Consegue vê-la pelos olhos dele?

Eu acho que sim… Acho que, em primeiro lugar, ficou fascinado com a figura que viu no palco. Depois, ela era uma pessoa especial. Era muito tímida, entrava sempre nervosíssima para o palco. Muitas vezes eu perguntava-lhe: "Porque é que continuas a fazer isto?" E ela respondia que cantar era o que gostava de fazer. Isso teve consequências completamente inesperadas na minha vida. Já o meu pai era professor de Bacteriologia e eu fui seu aluno. Para ele, dar uma aula era como beber um copo de água. Falava de tudo menos do programa [escolar]. Metade da aula era sobre política com ele a "malhar" no Salazar em celebrações divertidíssimas…
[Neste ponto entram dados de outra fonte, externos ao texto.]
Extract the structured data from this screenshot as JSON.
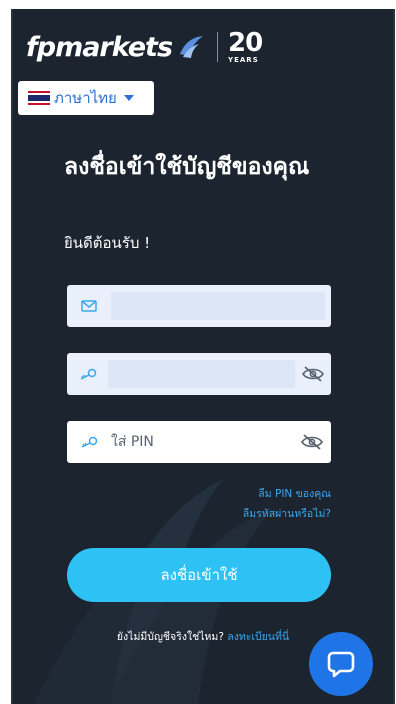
{
  "brand": {
    "name": "fpmarkets",
    "years_number": "20",
    "years_label": "YEARS"
  },
  "language": {
    "selected": "ภาษาไทย"
  },
  "heading": {
    "title": "ลงชื่อเข้าใช้บัญชีของคุณ",
    "welcome": "ยินดีต้อนรับ !"
  },
  "form": {
    "email_value": "",
    "password_value": "",
    "pin_placeholder": "ใส่ PIN"
  },
  "links": {
    "forgot_pin": "ลืม PIN ของคุณ",
    "forgot_password": "ลืมรหัสผ่านหรือไม่?"
  },
  "login_button": "ลงชื่อเข้าใช้",
  "signup": {
    "prompt": "ยังไม่มีบัญชีจริงใช่ไหม?",
    "link": "ลงทะเบียนที่นี่"
  },
  "colors": {
    "background": "#1c2430",
    "accent": "#2ec1f3",
    "link": "#3aa8f0",
    "chat": "#1f74e8"
  },
  "icons": [
    "mail-icon",
    "key-icon",
    "eye-off-icon",
    "chevron-down-icon",
    "chat-icon",
    "thailand-flag-icon"
  ]
}
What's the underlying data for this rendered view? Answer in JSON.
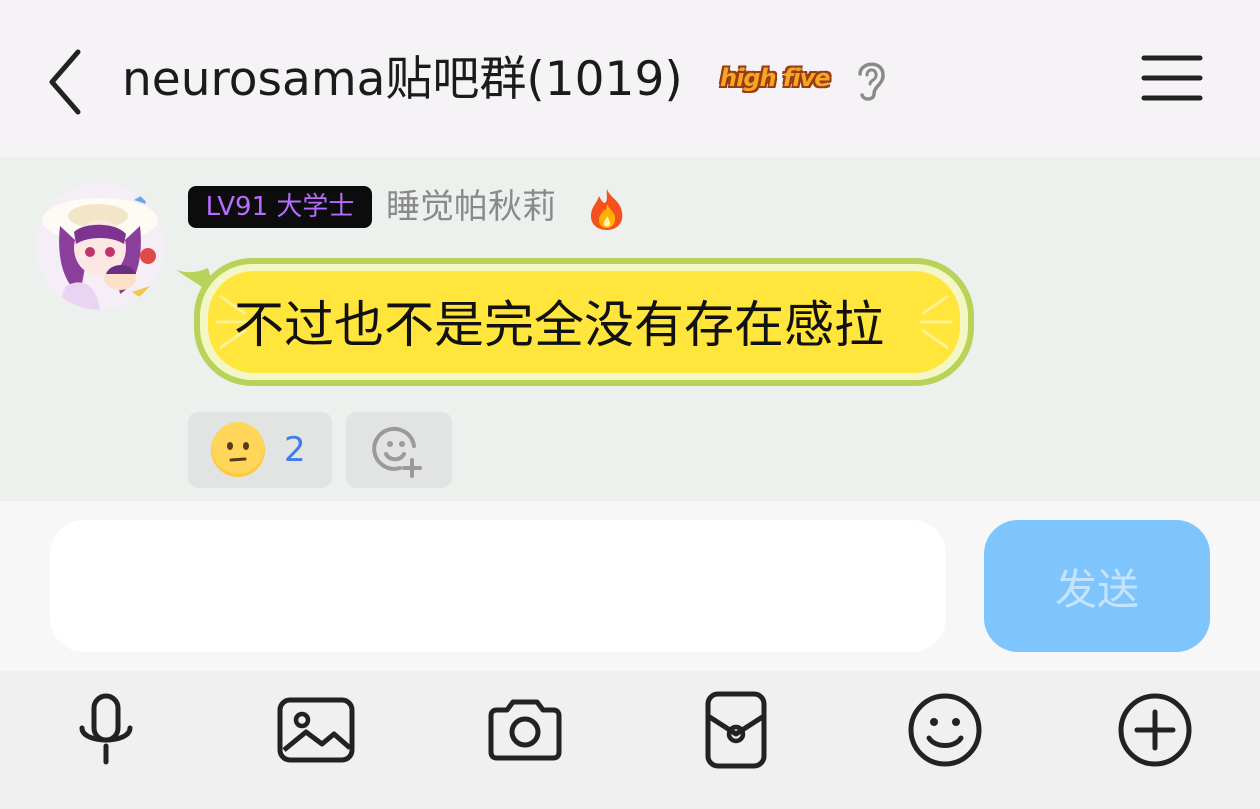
{
  "header": {
    "title": "neurosama贴吧群(1019)",
    "badge_text": "high five"
  },
  "message": {
    "level_badge": "LV91 大学士",
    "username": "睡觉帕秋莉",
    "text": "不过也不是完全没有存在感拉",
    "reaction": {
      "emoji": "neutral-face",
      "count": "2"
    }
  },
  "composer": {
    "input_value": "",
    "send_label": "发送"
  },
  "toolbar": {
    "items": [
      "microphone-icon",
      "image-icon",
      "camera-icon",
      "red-packet-icon",
      "emoji-icon",
      "plus-icon"
    ]
  },
  "colors": {
    "send_button": "#7ec5fd",
    "level_text": "#b66cff",
    "bubble_fill": "#ffe53c",
    "bubble_rind": "#b8d25a",
    "reaction_count": "#3f7ee8"
  }
}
Nunca se sentiu constrangido por ser o filho e o aluno?

Senti, mas não a esse nível. Não nas aulas. Em primeiro lugar, eu faltava às aulas dele a torto e a direito porque eram teóricas. Ele divertia-se com isso e comentava-o com os alunos. Sabia que eu tinha ficado a dormir em casa e a meio da aula dizia: "E o colega Machado Vaz, o que acha disso?" Seguia-se um profundo silêncio e ele perguntava: "O colega Machado Vaz não me honrou com a sua presença?" E riam-se todos. Eu não podia ignorar que o meu pai tinha tido uma das médias mais altas daquela casa [a Faculdade de Medicina da Universidade do Porto] e eu tinha muito medo de o envergonhar. É muito vulgar médico ser filho de médico, como médico casar com médico, mas a verdade é que fui para Medicina por influência de minha mãe. Eu gostava era de livros e de bibliotecas… Os meus professores tinham-me aconselhado a ir para Letras. Inscrevi-me numa coisa que, na altura, se chamava Histórico-Filosóficas… Acontece que sou filho único e a minha mãe fazia uma campanha muito subtil baseada no seguinte tema: "Coitado do teu pai que tem um laboratório de análises clínicas, tu és filho único, não vais para Medicina…" Mais tarde, fui para a alínea F, a dos indecisos, era de Ciências, mas dava para tudo e mais alguma coisa. Quando entrei para Medicina rapidamente pensei: "Estou feito… Não tenho feitio para isto. A anatomia, dissecar cadáveres…" Mas era basicamente um curso de estudo. Fiz um curso fácil com uma média alta, mas sempre a pensar como é que iria sair daquilo. Quando cheguei ao último ano havia Psiquiatria e eu pensei: "Espera aí, ao menos aqui eu falo com as pessoas. Do mal o menos…" Foi a minha salvação. Minha mãe pensou que tinha a batalha ganha e no final disse: "Mas então e o laboratório vai fechar na mesma?’ Fechou. Hoje é lá o meu consultório. O meu pai deixou-me tentar fazer consultas e eu não tinha nenhumas nessa altura, mas era bom estar com ele.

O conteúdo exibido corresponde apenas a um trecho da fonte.